“Ask Brianna” is a column from NerdWallet for 20-somethings or anyone else starting out. I’m here to help you manage your money, find a job and pay off student loans — all the real-world stuff no one taught us how to do in college. Send your questions about postgrad life to [email protected]
You’re not supposed to know everything. Those of us who survived our 20s tend to forget that when we’re anxiously peddling advice to young adults. Growing up is mostly about learning, and, yes, sometimes making mistakes along the way.
It’s good to be aware of some of the more egregious errors, though — especially in an area like finance, where a few solid habits and strategies will pay off again and again. These are the five most common mistakes 20-somethings make; post them on your fridge and do your best to sidestep them.
1. Ignoring your financial flow
At your first job, and whenever you get a new one, it will take a few paychecks to notice how much money actually hits your bank account after taxes and deductions like health insurance. And your earnings can easily evaporate if you don’t pay attention.
“It’s not what you make; it’s what you get to keep that counts,” says John Gajkowski, co-founder of Money Managers Financial Group in Oak Brook, Illinois.
Use a budgeting app or choose one way to make all your purchases — a debit card or a credit card that you pay off each month — so you can easily track spending. Say you notice you’re really going to town on Lyft and Uber. Designate one weekend a month when you can hail a cab to your heart’s content, and use public transportation or other means the rest of the time.
2. Letting friends set the agenda
You’ll need serious willpower to avoid trying to keep up with friends who make more money than you, and who want to go out for drinks or dinner at places you can’t afford. When you make plans, get in the habit of being the one to suggest where you’ll meet, and be honest; a brief “I’m on a budget, so let’s check out that free Friday night event at the museum” will suffice.

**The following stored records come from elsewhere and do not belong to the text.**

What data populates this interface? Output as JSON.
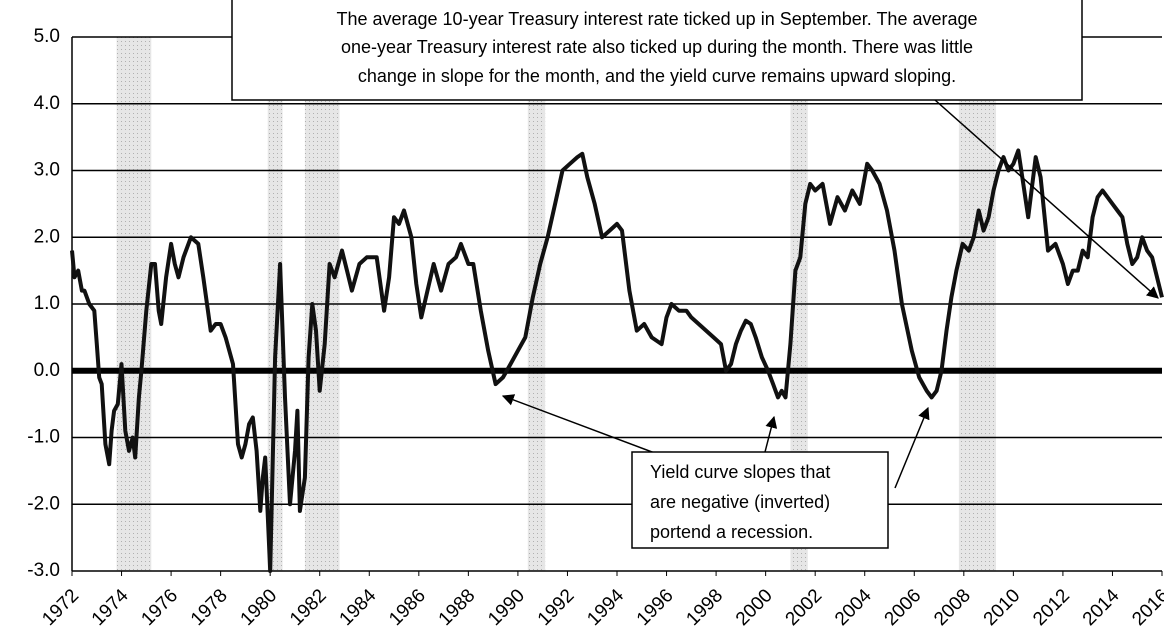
{
  "chart_data": {
    "type": "line",
    "xlim": [
      1972,
      2016
    ],
    "xticks": [
      1972,
      1974,
      1976,
      1978,
      1980,
      1982,
      1984,
      1986,
      1988,
      1990,
      1992,
      1994,
      1996,
      1998,
      2000,
      2002,
      2004,
      2006,
      2008,
      2010,
      2012,
      2014,
      2016
    ],
    "ylim": [
      -3,
      5
    ],
    "yticks": [
      {
        "value": -3,
        "label": "-3.0"
      },
      {
        "value": -2,
        "label": "-2.0"
      },
      {
        "value": -1,
        "label": "-1.0"
      },
      {
        "value": 0,
        "label": "0.0"
      },
      {
        "value": 1,
        "label": "1.0"
      },
      {
        "value": 2,
        "label": "2.0"
      },
      {
        "value": 3,
        "label": "3.0"
      },
      {
        "value": 4,
        "label": "4.0"
      },
      {
        "value": 5,
        "label": "5.0"
      }
    ],
    "grid": true,
    "recessions": [
      [
        1973.8,
        1975.2
      ],
      [
        1979.9,
        1980.5
      ],
      [
        1981.4,
        1982.8
      ],
      [
        1990.4,
        1991.1
      ],
      [
        2001.0,
        2001.7
      ],
      [
        2007.8,
        2009.3
      ]
    ],
    "recession_color": "#d9d9d9",
    "x": [
      1972.0,
      1972.1,
      1972.25,
      1972.4,
      1972.5,
      1972.7,
      1972.9,
      1973.0,
      1973.1,
      1973.2,
      1973.35,
      1973.5,
      1973.6,
      1973.7,
      1973.85,
      1974.0,
      1974.15,
      1974.3,
      1974.45,
      1974.55,
      1974.7,
      1974.8,
      1975.0,
      1975.2,
      1975.35,
      1975.5,
      1975.6,
      1975.8,
      1976.0,
      1976.15,
      1976.3,
      1976.5,
      1976.8,
      1977.1,
      1977.3,
      1977.6,
      1977.8,
      1978.0,
      1978.2,
      1978.5,
      1978.7,
      1978.85,
      1979.0,
      1979.15,
      1979.3,
      1979.45,
      1979.6,
      1979.7,
      1979.8,
      1980.0,
      1980.2,
      1980.4,
      1980.6,
      1980.8,
      1981.0,
      1981.1,
      1981.2,
      1981.4,
      1981.55,
      1981.7,
      1981.85,
      1982.0,
      1982.2,
      1982.4,
      1982.6,
      1982.9,
      1983.1,
      1983.3,
      1983.6,
      1983.9,
      1984.3,
      1984.6,
      1984.8,
      1985.0,
      1985.2,
      1985.4,
      1985.7,
      1985.9,
      1986.1,
      1986.35,
      1986.6,
      1986.9,
      1987.2,
      1987.5,
      1987.7,
      1988.0,
      1988.2,
      1988.5,
      1988.8,
      1989.1,
      1989.4,
      1989.7,
      1990.0,
      1990.3,
      1990.6,
      1990.9,
      1991.2,
      1991.5,
      1991.8,
      1992.1,
      1992.4,
      1992.6,
      1992.8,
      1993.1,
      1993.4,
      1993.7,
      1994.0,
      1994.2,
      1994.5,
      1994.8,
      1995.1,
      1995.4,
      1995.8,
      1996.0,
      1996.2,
      1996.5,
      1996.8,
      1997.0,
      1997.3,
      1997.6,
      1997.9,
      1998.2,
      1998.4,
      1998.6,
      1998.8,
      1999.0,
      1999.2,
      1999.4,
      1999.6,
      1999.85,
      2000.1,
      2000.3,
      2000.5,
      2000.65,
      2000.8,
      2001.0,
      2001.2,
      2001.4,
      2001.6,
      2001.8,
      2002.0,
      2002.3,
      2002.6,
      2002.9,
      2003.2,
      2003.5,
      2003.8,
      2004.1,
      2004.3,
      2004.6,
      2004.9,
      2005.2,
      2005.5,
      2005.9,
      2006.2,
      2006.5,
      2006.7,
      2006.9,
      2007.1,
      2007.3,
      2007.5,
      2007.7,
      2007.95,
      2008.2,
      2008.4,
      2008.6,
      2008.8,
      2009.0,
      2009.2,
      2009.4,
      2009.6,
      2009.8,
      2010.0,
      2010.2,
      2010.4,
      2010.6,
      2010.9,
      2011.1,
      2011.4,
      2011.7,
      2012.0,
      2012.2,
      2012.4,
      2012.6,
      2012.8,
      2013.0,
      2013.2,
      2013.4,
      2013.6,
      2013.8,
      2014.0,
      2014.2,
      2014.4,
      2014.6,
      2014.8,
      2015.0,
      2015.2,
      2015.4,
      2015.6,
      2016.0
    ],
    "series": [
      {
        "color": "#111111",
        "values": [
          1.8,
          1.4,
          1.5,
          1.2,
          1.2,
          1.0,
          0.9,
          0.4,
          -0.1,
          -0.2,
          -1.1,
          -1.4,
          -0.9,
          -0.6,
          -0.5,
          0.1,
          -0.9,
          -1.2,
          -1.0,
          -1.3,
          -0.4,
          0.0,
          0.9,
          1.6,
          1.6,
          0.9,
          0.7,
          1.4,
          1.9,
          1.6,
          1.4,
          1.7,
          2.0,
          1.9,
          1.4,
          0.6,
          0.7,
          0.7,
          0.5,
          0.1,
          -1.1,
          -1.3,
          -1.1,
          -0.8,
          -0.7,
          -1.2,
          -2.1,
          -1.6,
          -1.3,
          -3.0,
          0.2,
          1.6,
          -0.4,
          -2.0,
          -1.2,
          -0.6,
          -2.1,
          -1.6,
          0.2,
          1.0,
          0.6,
          -0.3,
          0.4,
          1.6,
          1.4,
          1.8,
          1.5,
          1.2,
          1.6,
          1.7,
          1.7,
          0.9,
          1.4,
          2.3,
          2.2,
          2.4,
          2.0,
          1.3,
          0.8,
          1.2,
          1.6,
          1.2,
          1.6,
          1.7,
          1.9,
          1.6,
          1.6,
          0.9,
          0.3,
          -0.2,
          -0.1,
          0.1,
          0.3,
          0.5,
          1.1,
          1.6,
          2.0,
          2.5,
          3.0,
          3.1,
          3.2,
          3.25,
          2.9,
          2.5,
          2.0,
          2.1,
          2.2,
          2.1,
          1.2,
          0.6,
          0.7,
          0.5,
          0.4,
          0.8,
          1.0,
          0.9,
          0.9,
          0.8,
          0.7,
          0.6,
          0.5,
          0.4,
          0.0,
          0.1,
          0.4,
          0.6,
          0.75,
          0.7,
          0.5,
          0.2,
          0.0,
          -0.2,
          -0.4,
          -0.3,
          -0.4,
          0.4,
          1.5,
          1.7,
          2.5,
          2.8,
          2.7,
          2.8,
          2.2,
          2.6,
          2.4,
          2.7,
          2.5,
          3.1,
          3.0,
          2.8,
          2.4,
          1.8,
          1.0,
          0.3,
          -0.1,
          -0.3,
          -0.4,
          -0.3,
          0.0,
          0.6,
          1.1,
          1.5,
          1.9,
          1.8,
          2.0,
          2.4,
          2.1,
          2.3,
          2.7,
          3.0,
          3.2,
          3.0,
          3.1,
          3.3,
          2.8,
          2.3,
          3.2,
          2.9,
          1.8,
          1.9,
          1.6,
          1.3,
          1.5,
          1.5,
          1.8,
          1.7,
          2.3,
          2.6,
          2.7,
          2.6,
          2.5,
          2.4,
          2.3,
          1.9,
          1.6,
          1.7,
          2.0,
          1.8,
          1.7,
          1.1
        ]
      }
    ],
    "annotations": [
      {
        "lines": [
          "The average 10-year Treasury interest rate  ticked up in  September.  The average",
          "one-year Treasury interest rate  also ticked up during the month.  There was  little",
          "change in slope for the month, and the yield curve remains upward sloping."
        ]
      },
      {
        "lines": [
          "Yield curve slopes that",
          "are negative (inverted)",
          "portend a recession."
        ]
      }
    ]
  }
}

3. Not realizing time is on your side — to save
Yes, you will probably make more money in the future. That doesn’t mean you should wait until then to save in your company’s 401(k). Do it now and you’ll build a habit; wait too long and saving will feel like cutting back.
“It’s a lot easier to start right at the beginning, because it only hurts for the first couple of weeks, and then you’re used to it,” Gajkowski says.

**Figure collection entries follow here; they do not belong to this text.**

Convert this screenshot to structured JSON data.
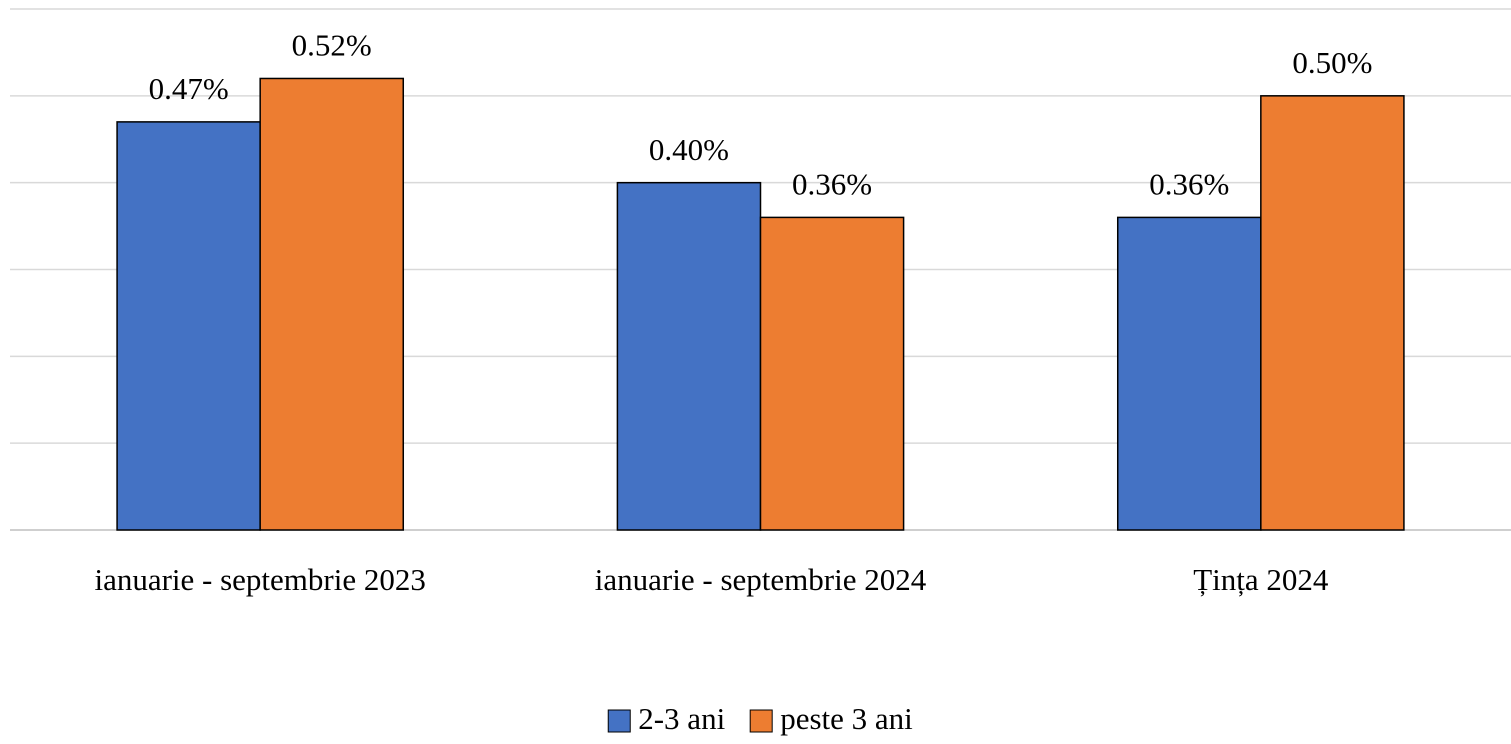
{
  "chart_data": {
    "type": "bar",
    "categories": [
      "ianuarie - septembrie 2023",
      "ianuarie - septembrie 2024",
      "Țința 2024"
    ],
    "series": [
      {
        "name": "2-3 ani",
        "color": "#4472c4",
        "values": [
          0.47,
          0.4,
          0.36
        ],
        "value_labels": [
          "0.47%",
          "0.40%",
          "0.36%"
        ]
      },
      {
        "name": "peste 3 ani",
        "color": "#ed7d31",
        "values": [
          0.52,
          0.36,
          0.5
        ],
        "value_labels": [
          "0.52%",
          "0.36%",
          "0.50%"
        ]
      }
    ],
    "ylim": [
      0,
      0.6
    ],
    "yticks": [
      0,
      0.1,
      0.2,
      0.3,
      0.4,
      0.5,
      0.6
    ],
    "grid": true,
    "legend": "bottom"
  }
}
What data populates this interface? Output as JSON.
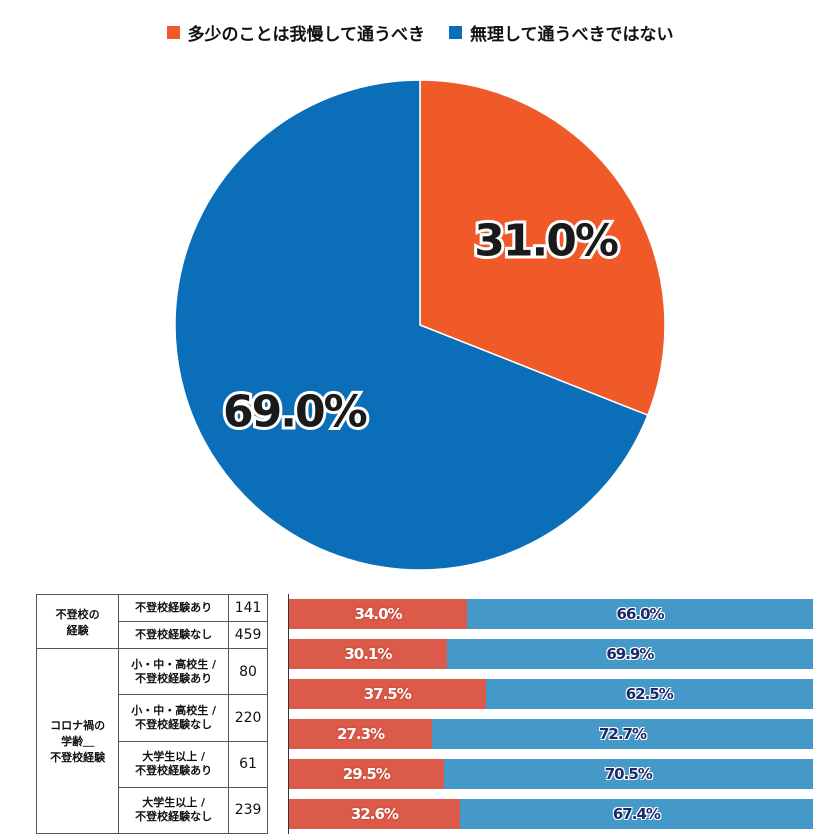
{
  "chart_data": [
    {
      "type": "pie",
      "categories": [
        "多少のことは我慢して通うべき",
        "無理して通うべきではない"
      ],
      "values": [
        31.0,
        69.0
      ],
      "value_labels": [
        "31.0%",
        "69.0%"
      ],
      "colors": [
        "#f05a28",
        "#0a6eb8"
      ],
      "legend": "top"
    },
    {
      "type": "bar",
      "orientation": "horizontal-stacked-100",
      "colors": [
        "#dc5a49",
        "#4499c8"
      ],
      "groups": [
        {
          "label_lines": [
            "不登校の",
            "経験"
          ],
          "rows": [
            0,
            1
          ]
        },
        {
          "label_lines": [
            "コロナ禍の",
            "学齢＿",
            "不登校経験"
          ],
          "rows": [
            2,
            3,
            4,
            5
          ]
        }
      ],
      "rows": [
        {
          "category_lines": [
            "不登校経験あり"
          ],
          "n": "141",
          "values": [
            34.0,
            66.0
          ],
          "labels": [
            "34.0%",
            "66.0%"
          ]
        },
        {
          "category_lines": [
            "不登校経験なし"
          ],
          "n": "459",
          "values": [
            30.1,
            69.9
          ],
          "labels": [
            "30.1%",
            "69.9%"
          ]
        },
        {
          "category_lines": [
            "小・中・高校生 /",
            "不登校経験あり"
          ],
          "n": "80",
          "values": [
            37.5,
            62.5
          ],
          "labels": [
            "37.5%",
            "62.5%"
          ]
        },
        {
          "category_lines": [
            "小・中・高校生 /",
            "不登校経験なし"
          ],
          "n": "220",
          "values": [
            27.3,
            72.7
          ],
          "labels": [
            "27.3%",
            "72.7%"
          ]
        },
        {
          "category_lines": [
            "大学生以上 /",
            "不登校経験あり"
          ],
          "n": "61",
          "values": [
            29.5,
            70.5
          ],
          "labels": [
            "29.5%",
            "70.5%"
          ]
        },
        {
          "category_lines": [
            "大学生以上 /",
            "不登校経験なし"
          ],
          "n": "239",
          "values": [
            32.6,
            67.4
          ],
          "labels": [
            "32.6%",
            "67.4%"
          ]
        }
      ]
    }
  ]
}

You’ll be richer if you start now. Save $200 a month starting at age 23, and at a 6% rate of return you could have about $425,000 at 65; start at 33 and you’d have about half that.
4. Jumping on quick student loan fixes
In the first quarter of this year, 2.6 million federal student loan borrowers paused their monthly payments through forbearance, according to government data.
In forbearance, payments are halted, but interest accrues. You’re in the hole a little deeper every day. That’s why it should be a last-ditch option for borrowers who’ve hit rough times.
Instead, ask your student loan servicer if you qualify for deferment first, since subsidized federal loans won’t accrue interest in the meantime. If not, in most cases, opt for an income-driven repayment plan, says Kevin Fudge, director of consumer advocacy at the nonprofit research and counseling organization American Student Assistance. Your bill will be in proportion to your income, and if you need a lower payment indefinitely, your balance will be forgiven after 20 or 25 years.
5. Digging deeper into debt for grad school
Going to graduate school is more and more common: In 2015, 12% of adults age 25 and older had a graduate degree, compared with 8% in 1995, according to the Urban Institute. But grad school is not always a sure way to have more financial flexibility in the future, especially if you need to take out more loans to go.
Exhaust other ways to pay first, like attending part time and taking advantage of tuition assistance from work. Adding to existing student loan debt isn’t something you should do lightly; use a student loan calculator to see what you’ll pay after you’re settled in your shiny new job after graduation. It may shock you.